Anticoagulantia, ook wel bloedverdunners genoemd, helpen voorkomen dat uw bloed dikker wordt, of stolt, terwijl dat niet nodig is. Lees meer over de verschillende soorten anticoagulantia.
Hoewel anticoagulantia soms bloedverdunners worden genoemd, verdunnen ze uw bloed niet echt. Ze onderbreken alleen het natuurlijke stollingsproces van uw lichaam. Verschillende geneesmiddelen werken in op verschillende delen van dit stollingsproces.
Er zijn drie hoofdtypen antistollingsmedicijnen:
-
Vitamine K antagonisten
-
Directe orale anticoagulantia (DOAC's)
-
Laag moleculair gewicht heparines (LMWH)
Elk type werkt op een andere manier om onnodige bloedklonters te voorkomen.
Vitamine K Antagonist Anticoagulantia
Vitamine K helpt je bloed te stollen. Je haalt het uit groene bladgroenten zoals broccoli en spinazie en uit de werking van bacteriën in je darmen. Vitamine K-antagonisten zoals warfarine zorgen ervoor dat de lever geen vitamine K meer kan verwerken tot factoren die normaal gesproken helpen bij de bloedstolling. Dit remt de bloedstolling.
Als u dit soort medicatie neemt, is het belangrijk dat u de hoeveelheid vitamine K in uw voeding vrij constant houdt, zodat uw arts de juiste dosis warfarine van dag tot dag en van week tot week kan bepalen. U zult bloedonderzoeken ondergaan zodat uw arts de effecten van uw dosis en uw voeding kan volgen. Uw arts zal waarschijnlijk de internationale ratio test, of INR, gebruiken om te controleren hoe goed uw bloed kan stollen.
Een van de mogelijke voordelen van dit type antistollingsmiddel is dat het gemakkelijker dan andere middelen kan worden teruggedraaid in geval van een plotselinge bloeding als gevolg van een trauma of een spoedoperatie.

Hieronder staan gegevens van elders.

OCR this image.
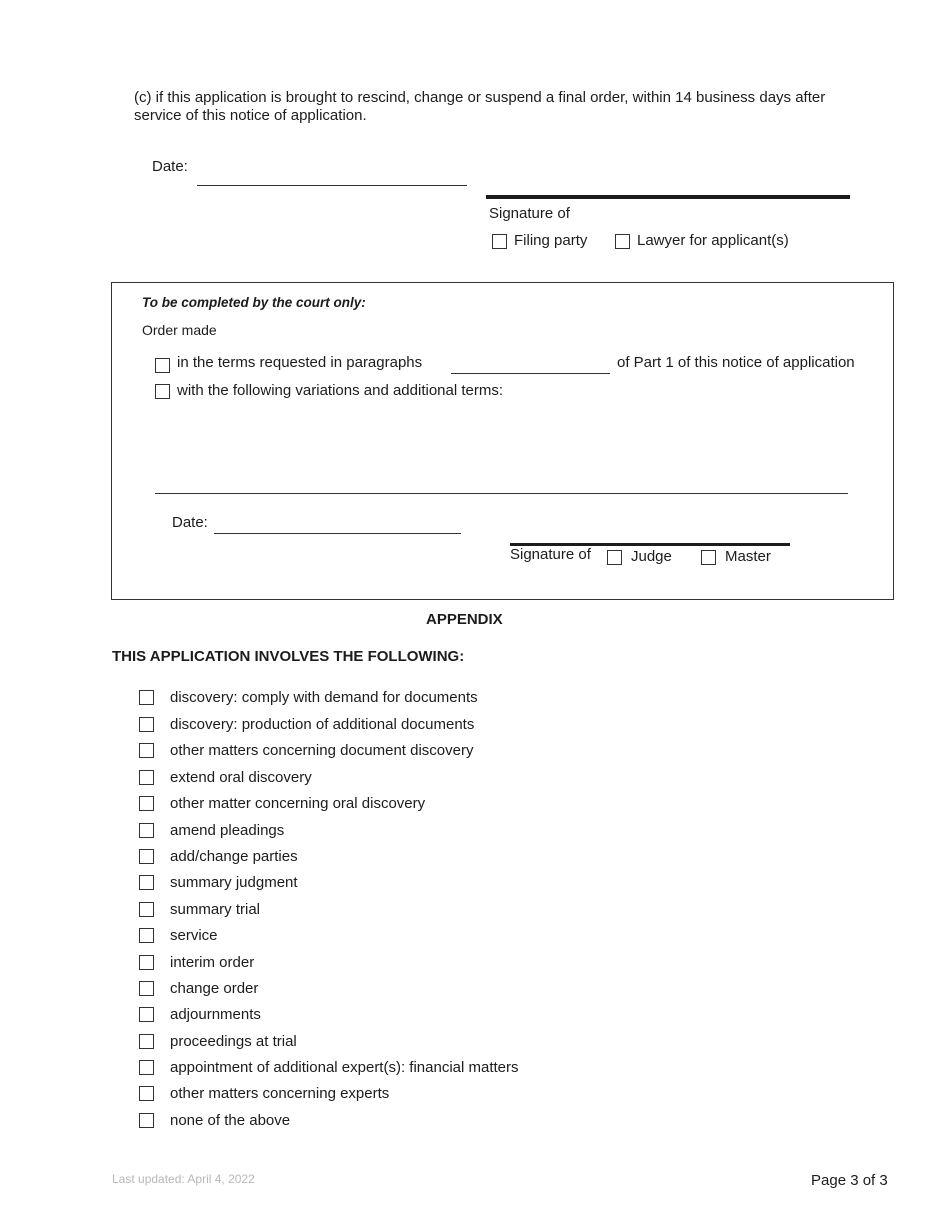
(c) if this application is brought to rescind, change or suspend a final order, within 14 business days after service of this notice of application.
Date:
Signature of
Filing party	Lawyer for applicant(s)
To be completed by the court only:
Order made
in the terms requested in paragraphs	of Part 1 of this notice of application
with the following variations and additional terms:
Date:
Signature of	Judge	Master
APPENDIX
THIS APPLICATION INVOLVES THE FOLLOWING:
discovery: comply with demand for documents
discovery: production of additional documents
other matters concerning document discovery
extend oral discovery
other matter concerning oral discovery
amend pleadings
add/change parties
summary judgment
summary trial
service
interim order
change order
adjournments
proceedings at trial
appointment of additional expert(s): financial matters
other matters concerning experts
none of the above
Last updated: April 4, 2022	Page 3 of 3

Directe orale anticoagulantia (DOAC's)
DOACs werken sneller dan vitamine K antagonisten, die al langer bestaan. DOAC's kunnen ook voorspelbaarder zijn. Het kan dus zijn dat u geen bloedtests hoeft te doen en voorzichtig moet zijn met de hoeveelheid vitamine K die u eet en drinkt. Aan de andere kant werken deze medicijnen meestal korter, zodat u ze misschien twee keer per dag moet innemen, vergeleken met één keer per dag voor andere anticoagulantia.
DOAC's omvatten:
Directe trombineremmers: Deze geneesmiddelen verstoren het gebruik van trombine in uw lichaam, een belangrijk enzym dat uw bloed helpt stollen. Hoewel het meestal in een ader wordt geïnjecteerd, kunt u het ook in pilvorm innemen, zoals dabigatran (Pradaxa).

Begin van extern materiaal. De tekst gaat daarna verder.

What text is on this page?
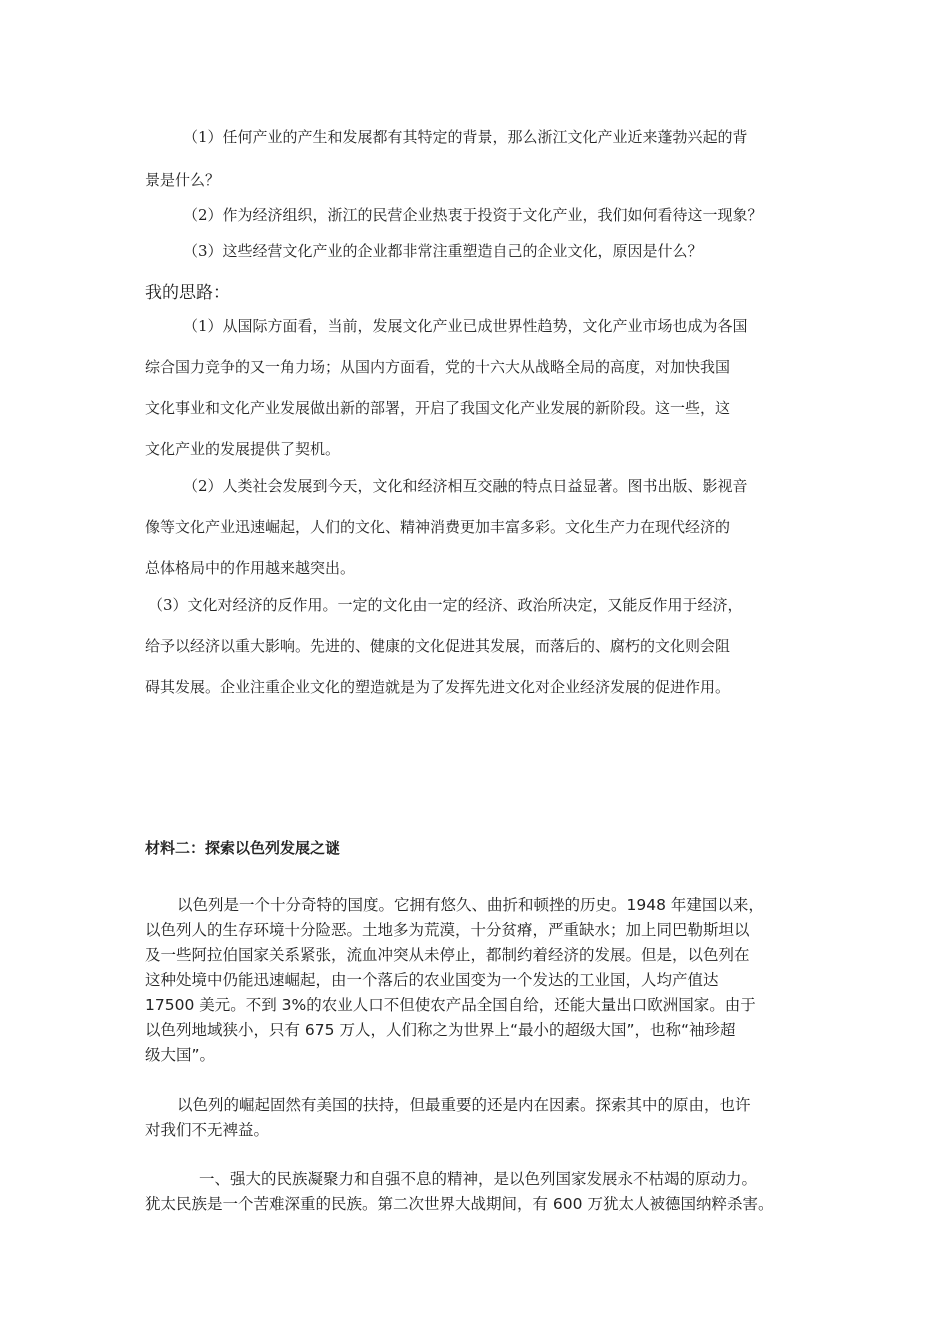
（1）任何产业的产生和发展都有其特定的背景，那么浙江文化产业近来蓬勃兴起的背
景是什么？
（2）作为经济组织，浙江的民营企业热衷于投资于文化产业，我们如何看待这一现象？
（3）这些经营文化产业的企业都非常注重塑造自己的企业文化，原因是什么？
我的思路：
（1）从国际方面看，当前，发展文化产业已成世界性趋势，文化产业市场也成为各国
综合国力竞争的又一角力场；从国内方面看，党的十六大从战略全局的高度，对加快我国
文化事业和文化产业发展做出新的部署，开启了我国文化产业发展的新阶段。这一些，这
文化产业的发展提供了契机。
（2）人类社会发展到今天，文化和经济相互交融的特点日益显著。图书出版、影视音
像等文化产业迅速崛起，人们的文化、精神消费更加丰富多彩。文化生产力在现代经济的
总体格局中的作用越来越突出。
（3）文化对经济的反作用。一定的文化由一定的经济、政治所决定，又能反作用于经济，
给予以经济以重大影响。先进的、健康的文化促进其发展，而落后的、腐朽的文化则会阻
碍其发展。企业注重企业文化的塑造就是为了发挥先进文化对企业经济发展的促进作用。
材料二：探索以色列发展之谜
以色列是一个十分奇特的国度。它拥有悠久、曲折和顿挫的历史。1948 年建国以来，
以色列人的生存环境十分险恶。土地多为荒漠，十分贫瘠，严重缺水；加上同巴勒斯坦以
及一些阿拉伯国家关系紧张，流血冲突从未停止，都制约着经济的发展。但是，以色列在
这种处境中仍能迅速崛起，由一个落后的农业国变为一个发达的工业国，人均产值达
17500 美元。不到 3%的农业人口不但使农产品全国自给，还能大量出口欧洲国家。由于
以色列地域狭小，只有 675 万人，人们称之为世界上“最小的超级大国”，也称“袖珍超
级大国”。
以色列的崛起固然有美国的扶持，但最重要的还是内在因素。探索其中的原由，也许
对我们不无裨益。
一、强大的民族凝聚力和自强不息的精神，是以色列国家发展永不枯竭的原动力。
犹太民族是一个苦难深重的民族。第二次世界大战期间，有 600 万犹太人被德国纳粹杀害。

Directe factor Xa-remmers: Dit type antistollingsmiddel zorgt ervoor dat de Xa-factor in het stollingsproces niet meer werkt zoals het hoort. Deze geneesmiddelen, die in pilvorm worden geleverd, omvatten apixaban (Eliquis), betrixaban (Bevyxxa), edoxaban (Savaysa), en rivaroxaban (Xarelto).
Laag moleculair gewicht heparine (LMWH) anticoagulantia
U kent deze geneesmiddelen misschien als dalteparine (Fragmin) of enoxaparine (Lovenox).

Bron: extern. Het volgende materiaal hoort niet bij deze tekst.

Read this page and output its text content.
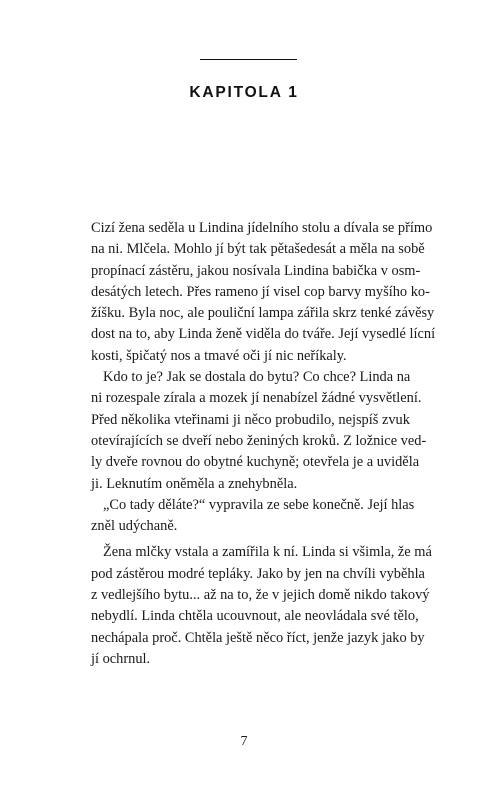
KAPITOLA 1
Cizí žena seděla u Lindina jídelního stolu a dívala se přímo
na ni. Mlčela. Mohlo jí být tak pětašedesát a měla na sobě
propínací zástěru, jakou nosívala Lindina babička v osm-
desátých letech. Přes rameno jí visel cop barvy myšího ko-
žíšku. Byla noc, ale pouliční lampa zářila skrz tenké závěsy
dost na to, aby Linda ženě viděla do tváře. Její vysedlé lícní
kosti, špičatý nos a tmavé oči jí nic neříkaly.
Kdo to je? Jak se dostala do bytu? Co chce? Linda na
ni rozespale zírala a mozek jí nenabízel žádné vysvětlení.
Před několika vteřinami ji něco probudilo, nejspíš zvuk
otevírajících se dveří nebo ženiných kroků. Z ložnice ved-
ly dveře rovnou do obytné kuchyně; otevřela je a uviděla
ji. Leknutím oněměla a znehybněla.
„Co tady děláte?“ vypravila ze sebe konečně. Její hlas
zněl udýchaně.
Žena mlčky vstala a zamířila k ní. Linda si všimla, že má
pod zástěrou modré tepláky. Jako by jen na chvíli vyběhla
z vedlejšího bytu... až na to, že v jejich domě nikdo takový
nebydlí. Linda chtěla ucouvnout, ale neovládala své tělo,
nechápala proč. Chtěla ještě něco říct, jenže jazyk jako by
jí ochrnul.
7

In vergelijking met gewone ongefractioneerde heparine (UFH), dat meestal in ziekenhuizen wordt gebruikt, is LMWH voorspelbaarder en langduriger, wat betekent dat uw arts de effecten ervan niet zo nauwgezet hoeft te volgen als bij andere anticoagulantia zoals warfarine en UFH.
Artsen schrijven een vaste dosis voor op basis van uw lichaamsgewicht. U injecteert deze medicatie onder uw huid.
LMWH wordt vaak gebruikt als overbrugging naar langdurig gebruik van orale anticoagulantia zoals warfarine. Het is mogelijk dat u beide medicijnen een tijdje neemt, terwijl uw arts nauwlettend volgt hoe het met u gaat op deze medicijnen. Zodra uw bloedspiegels van warfarine hoog genoeg zijn, stopt u met de LMWH-injecties.
Vertel uw arts welke niet-steroïde ontstekingsremmers (NSAID's) u gebruikt, aangezien deze het risico op bloedingen kunnen verhogen als u ook heparine gebruikt. NSAID's zijn pijnstillers, waaronder aspirine, ibuprofen en naproxen.